Drawing on his experience in project sales, Elbanna said policies designed to help first-home buyers often had unintended consequences, pointing to previous grants that ultimately flowed through to higher property prices.
Instead, he said developers were facing increasing red tape, approval delays and rising costs, which were discouraging new housing supply.
“In the absence of stock, demand exceeds supply,” he said.
Miron, a Co-Founder and Fund Manager of Msquared Capital, said the housing debate had become overly focused on tax policy while overlooking broader structural issues.
He argued that affordability challenges stemmed from a combination of factors, including planning constraints, supply shortages, migration levels and interest rates.
“No-one can be 100 per cent certain on the real reason for property prices is going up,” he said.
“The reason why property prices are higher is a combination of interest rates, lack of supply, migration, vacancy rates and maybe taxes play a role.”
Miron was critical of recent federal housing policy changes, warning they could reduce the number of new homes being built and further constrain supply that was even highlighted in the budget.
He also highlighted the importance of the property sector to the broader economy, noting that residential real estate and related industries employed more than one million Australians.
McNeice, who advises developers on sales strategy and market intelligence, said understanding buyers had become increasingly important as affordability pressures intensified.
While affordability remained a major consideration, she said today’s buyers were focused on value rather than simply price.
“People are looking for value for money,” she said.
She said buyers were increasingly evaluating factors such as transport connections, walkability, nearby amenities and flexible living spaces that could accommodate changing family needs.
“What infrastructure is going on? Can I walk to the shops? Can I meet people at the local cafe?” she said.
The panel also discussed the mounting pressures facing developers, with Elbanna arguing that many projects become financially unviable from the moment a site is purchased.
“The viability of a development happens at the moment the site is bought,” he said.
He said rising construction costs, higher interest rates and overly optimistic feasibility assumptions had left some developers exposed as market conditions changed.
While acknowledging the growing number of smaller and first-time developers entering the market, Elbanna said property development required expertise across finance, construction, marketing and legal disciplines.
“It is actually a business that requires a level of expertise,” he said.
Looking ahead, the panel agreed opportunities remained in the market despite current challenges.
Miron said property should continue to be viewed as a long-term investment and cautioned against trying to time short-term market movements.
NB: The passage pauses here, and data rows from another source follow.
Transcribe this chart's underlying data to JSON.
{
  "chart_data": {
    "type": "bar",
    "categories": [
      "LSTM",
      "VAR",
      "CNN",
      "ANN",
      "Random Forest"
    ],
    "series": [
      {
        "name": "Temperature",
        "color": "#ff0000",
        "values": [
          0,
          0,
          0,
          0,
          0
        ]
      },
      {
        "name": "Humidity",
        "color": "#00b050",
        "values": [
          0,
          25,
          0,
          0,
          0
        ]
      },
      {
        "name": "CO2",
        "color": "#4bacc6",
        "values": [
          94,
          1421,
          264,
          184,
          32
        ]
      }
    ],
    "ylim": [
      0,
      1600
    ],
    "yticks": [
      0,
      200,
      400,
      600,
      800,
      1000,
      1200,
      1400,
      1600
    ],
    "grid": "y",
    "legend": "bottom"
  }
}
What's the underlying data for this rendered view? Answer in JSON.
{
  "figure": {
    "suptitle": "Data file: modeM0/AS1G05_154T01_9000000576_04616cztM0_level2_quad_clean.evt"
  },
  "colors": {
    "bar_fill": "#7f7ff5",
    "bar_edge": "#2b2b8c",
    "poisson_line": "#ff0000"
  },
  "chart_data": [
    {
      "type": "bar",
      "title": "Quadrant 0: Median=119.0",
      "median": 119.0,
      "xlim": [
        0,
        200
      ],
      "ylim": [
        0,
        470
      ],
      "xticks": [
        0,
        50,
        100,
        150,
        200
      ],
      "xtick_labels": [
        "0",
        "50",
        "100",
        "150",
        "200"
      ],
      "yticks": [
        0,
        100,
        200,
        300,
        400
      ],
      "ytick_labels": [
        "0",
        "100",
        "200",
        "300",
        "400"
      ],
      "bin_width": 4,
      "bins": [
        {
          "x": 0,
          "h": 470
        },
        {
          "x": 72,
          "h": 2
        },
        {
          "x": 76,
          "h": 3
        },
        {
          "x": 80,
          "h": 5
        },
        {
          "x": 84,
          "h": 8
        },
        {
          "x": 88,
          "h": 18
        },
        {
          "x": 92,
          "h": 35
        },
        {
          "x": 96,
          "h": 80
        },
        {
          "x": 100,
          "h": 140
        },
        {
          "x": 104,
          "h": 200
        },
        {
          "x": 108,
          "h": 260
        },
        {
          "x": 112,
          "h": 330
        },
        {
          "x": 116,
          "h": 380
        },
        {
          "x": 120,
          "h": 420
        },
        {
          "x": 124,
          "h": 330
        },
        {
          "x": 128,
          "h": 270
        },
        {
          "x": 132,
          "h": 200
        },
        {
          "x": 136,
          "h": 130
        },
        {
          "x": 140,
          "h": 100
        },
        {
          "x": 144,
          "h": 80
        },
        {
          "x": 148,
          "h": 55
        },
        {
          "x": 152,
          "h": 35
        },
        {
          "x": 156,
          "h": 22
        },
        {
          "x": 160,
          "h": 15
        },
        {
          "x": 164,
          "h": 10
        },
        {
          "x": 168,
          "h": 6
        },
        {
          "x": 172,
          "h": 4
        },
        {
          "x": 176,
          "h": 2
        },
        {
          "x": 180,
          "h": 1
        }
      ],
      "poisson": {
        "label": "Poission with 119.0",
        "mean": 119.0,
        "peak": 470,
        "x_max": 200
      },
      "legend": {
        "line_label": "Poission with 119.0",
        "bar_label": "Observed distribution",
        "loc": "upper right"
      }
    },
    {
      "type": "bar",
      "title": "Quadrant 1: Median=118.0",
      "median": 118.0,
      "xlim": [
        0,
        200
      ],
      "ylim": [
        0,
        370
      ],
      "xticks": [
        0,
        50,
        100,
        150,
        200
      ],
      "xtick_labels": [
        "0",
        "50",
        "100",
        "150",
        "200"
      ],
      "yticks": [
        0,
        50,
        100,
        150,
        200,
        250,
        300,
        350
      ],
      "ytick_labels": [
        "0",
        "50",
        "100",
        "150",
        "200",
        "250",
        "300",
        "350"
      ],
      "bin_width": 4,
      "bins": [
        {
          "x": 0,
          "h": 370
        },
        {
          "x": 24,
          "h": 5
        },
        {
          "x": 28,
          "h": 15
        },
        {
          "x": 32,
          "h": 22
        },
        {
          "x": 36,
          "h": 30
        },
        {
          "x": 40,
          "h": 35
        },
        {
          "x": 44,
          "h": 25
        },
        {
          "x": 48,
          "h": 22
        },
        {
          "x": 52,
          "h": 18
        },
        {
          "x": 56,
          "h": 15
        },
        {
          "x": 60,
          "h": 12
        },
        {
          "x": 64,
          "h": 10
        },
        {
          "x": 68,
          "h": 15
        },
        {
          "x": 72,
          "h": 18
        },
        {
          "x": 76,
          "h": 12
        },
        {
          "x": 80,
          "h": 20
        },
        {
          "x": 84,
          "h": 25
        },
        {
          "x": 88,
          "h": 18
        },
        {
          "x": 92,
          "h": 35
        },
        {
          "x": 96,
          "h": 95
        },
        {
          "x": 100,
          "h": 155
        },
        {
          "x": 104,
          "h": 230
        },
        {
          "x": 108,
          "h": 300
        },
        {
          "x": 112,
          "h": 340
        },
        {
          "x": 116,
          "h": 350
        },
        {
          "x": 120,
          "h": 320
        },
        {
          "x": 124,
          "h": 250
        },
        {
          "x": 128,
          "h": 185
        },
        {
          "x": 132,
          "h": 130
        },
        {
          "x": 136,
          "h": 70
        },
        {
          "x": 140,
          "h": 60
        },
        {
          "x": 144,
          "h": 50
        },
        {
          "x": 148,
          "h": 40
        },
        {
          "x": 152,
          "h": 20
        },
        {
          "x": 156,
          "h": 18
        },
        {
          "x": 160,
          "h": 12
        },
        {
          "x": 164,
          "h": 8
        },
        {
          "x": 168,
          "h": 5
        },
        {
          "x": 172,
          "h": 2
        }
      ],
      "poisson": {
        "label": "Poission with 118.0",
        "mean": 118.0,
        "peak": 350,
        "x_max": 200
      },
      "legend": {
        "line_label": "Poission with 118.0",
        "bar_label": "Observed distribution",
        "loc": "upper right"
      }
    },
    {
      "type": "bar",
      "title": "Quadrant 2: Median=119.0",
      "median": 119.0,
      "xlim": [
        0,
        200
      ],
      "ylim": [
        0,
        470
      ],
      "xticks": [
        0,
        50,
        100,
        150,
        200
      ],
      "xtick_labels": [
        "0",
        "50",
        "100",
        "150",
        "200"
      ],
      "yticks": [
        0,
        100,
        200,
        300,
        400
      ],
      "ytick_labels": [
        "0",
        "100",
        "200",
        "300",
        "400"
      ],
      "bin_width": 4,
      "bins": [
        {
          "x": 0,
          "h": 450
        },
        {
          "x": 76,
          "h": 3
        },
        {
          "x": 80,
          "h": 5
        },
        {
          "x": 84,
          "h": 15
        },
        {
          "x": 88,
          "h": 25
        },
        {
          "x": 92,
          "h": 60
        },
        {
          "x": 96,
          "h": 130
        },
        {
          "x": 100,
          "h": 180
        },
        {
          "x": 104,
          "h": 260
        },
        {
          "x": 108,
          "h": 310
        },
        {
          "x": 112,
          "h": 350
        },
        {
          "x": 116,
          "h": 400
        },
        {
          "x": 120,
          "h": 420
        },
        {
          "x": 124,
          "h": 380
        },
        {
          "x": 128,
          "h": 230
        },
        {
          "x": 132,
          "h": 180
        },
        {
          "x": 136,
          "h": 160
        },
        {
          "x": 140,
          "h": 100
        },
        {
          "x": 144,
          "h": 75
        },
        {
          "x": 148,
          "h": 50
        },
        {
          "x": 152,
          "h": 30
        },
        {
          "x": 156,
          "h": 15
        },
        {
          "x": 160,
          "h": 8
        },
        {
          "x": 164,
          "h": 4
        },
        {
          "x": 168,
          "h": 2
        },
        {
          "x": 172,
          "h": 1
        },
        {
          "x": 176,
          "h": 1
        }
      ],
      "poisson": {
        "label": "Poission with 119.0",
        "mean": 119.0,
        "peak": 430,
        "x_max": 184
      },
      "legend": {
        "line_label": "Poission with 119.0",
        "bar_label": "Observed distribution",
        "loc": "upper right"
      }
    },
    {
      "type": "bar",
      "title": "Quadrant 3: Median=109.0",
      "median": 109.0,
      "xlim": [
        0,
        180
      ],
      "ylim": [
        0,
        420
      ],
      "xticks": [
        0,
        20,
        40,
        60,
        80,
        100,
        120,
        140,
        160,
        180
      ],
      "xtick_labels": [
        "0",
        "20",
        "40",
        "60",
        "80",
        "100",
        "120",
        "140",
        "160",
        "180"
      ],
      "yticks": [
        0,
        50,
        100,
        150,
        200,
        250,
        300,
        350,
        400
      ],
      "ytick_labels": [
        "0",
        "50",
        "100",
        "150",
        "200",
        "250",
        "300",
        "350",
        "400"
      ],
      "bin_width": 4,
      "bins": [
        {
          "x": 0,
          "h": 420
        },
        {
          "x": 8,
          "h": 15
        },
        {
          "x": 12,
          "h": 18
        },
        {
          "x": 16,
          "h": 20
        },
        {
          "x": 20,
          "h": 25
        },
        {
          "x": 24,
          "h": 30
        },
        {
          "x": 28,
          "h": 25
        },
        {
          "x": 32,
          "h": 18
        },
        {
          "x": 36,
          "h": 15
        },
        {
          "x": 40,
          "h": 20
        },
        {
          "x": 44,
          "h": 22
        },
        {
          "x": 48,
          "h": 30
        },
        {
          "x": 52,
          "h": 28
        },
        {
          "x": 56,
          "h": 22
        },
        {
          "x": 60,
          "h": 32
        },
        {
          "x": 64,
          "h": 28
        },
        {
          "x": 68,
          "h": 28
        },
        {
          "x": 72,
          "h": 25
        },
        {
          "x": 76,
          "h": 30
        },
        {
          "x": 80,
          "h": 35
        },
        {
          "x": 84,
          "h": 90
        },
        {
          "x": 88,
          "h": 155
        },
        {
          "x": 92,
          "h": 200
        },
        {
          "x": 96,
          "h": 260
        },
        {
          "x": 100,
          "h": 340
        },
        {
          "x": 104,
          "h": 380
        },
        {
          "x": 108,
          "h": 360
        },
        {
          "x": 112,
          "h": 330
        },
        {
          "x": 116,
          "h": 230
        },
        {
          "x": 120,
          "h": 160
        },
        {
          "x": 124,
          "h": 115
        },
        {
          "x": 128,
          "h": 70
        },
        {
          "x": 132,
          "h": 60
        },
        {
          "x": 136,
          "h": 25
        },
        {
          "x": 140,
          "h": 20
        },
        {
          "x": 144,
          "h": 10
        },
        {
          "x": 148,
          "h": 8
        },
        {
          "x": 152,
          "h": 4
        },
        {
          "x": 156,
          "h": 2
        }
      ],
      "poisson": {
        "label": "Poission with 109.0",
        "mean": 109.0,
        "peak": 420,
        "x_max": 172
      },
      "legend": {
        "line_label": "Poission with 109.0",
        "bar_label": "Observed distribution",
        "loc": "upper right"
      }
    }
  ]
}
McNeice said success would increasingly depend on identifying projects that genuinely met changing buyer expectations.
Elbanna said affordable housing remained achievable, but developers needed to deliver more than just homes.
“We can provide affordable housing in this country,” he said.
“But we’ve got to wrap that affordable housing with the things that people want.”
As Australia’s housing affordability debate intensifies, the panellists agreed on one point: without a meaningful increase in housing supply, demand-side measures alone are unlikely to solve the nation’s property challenges.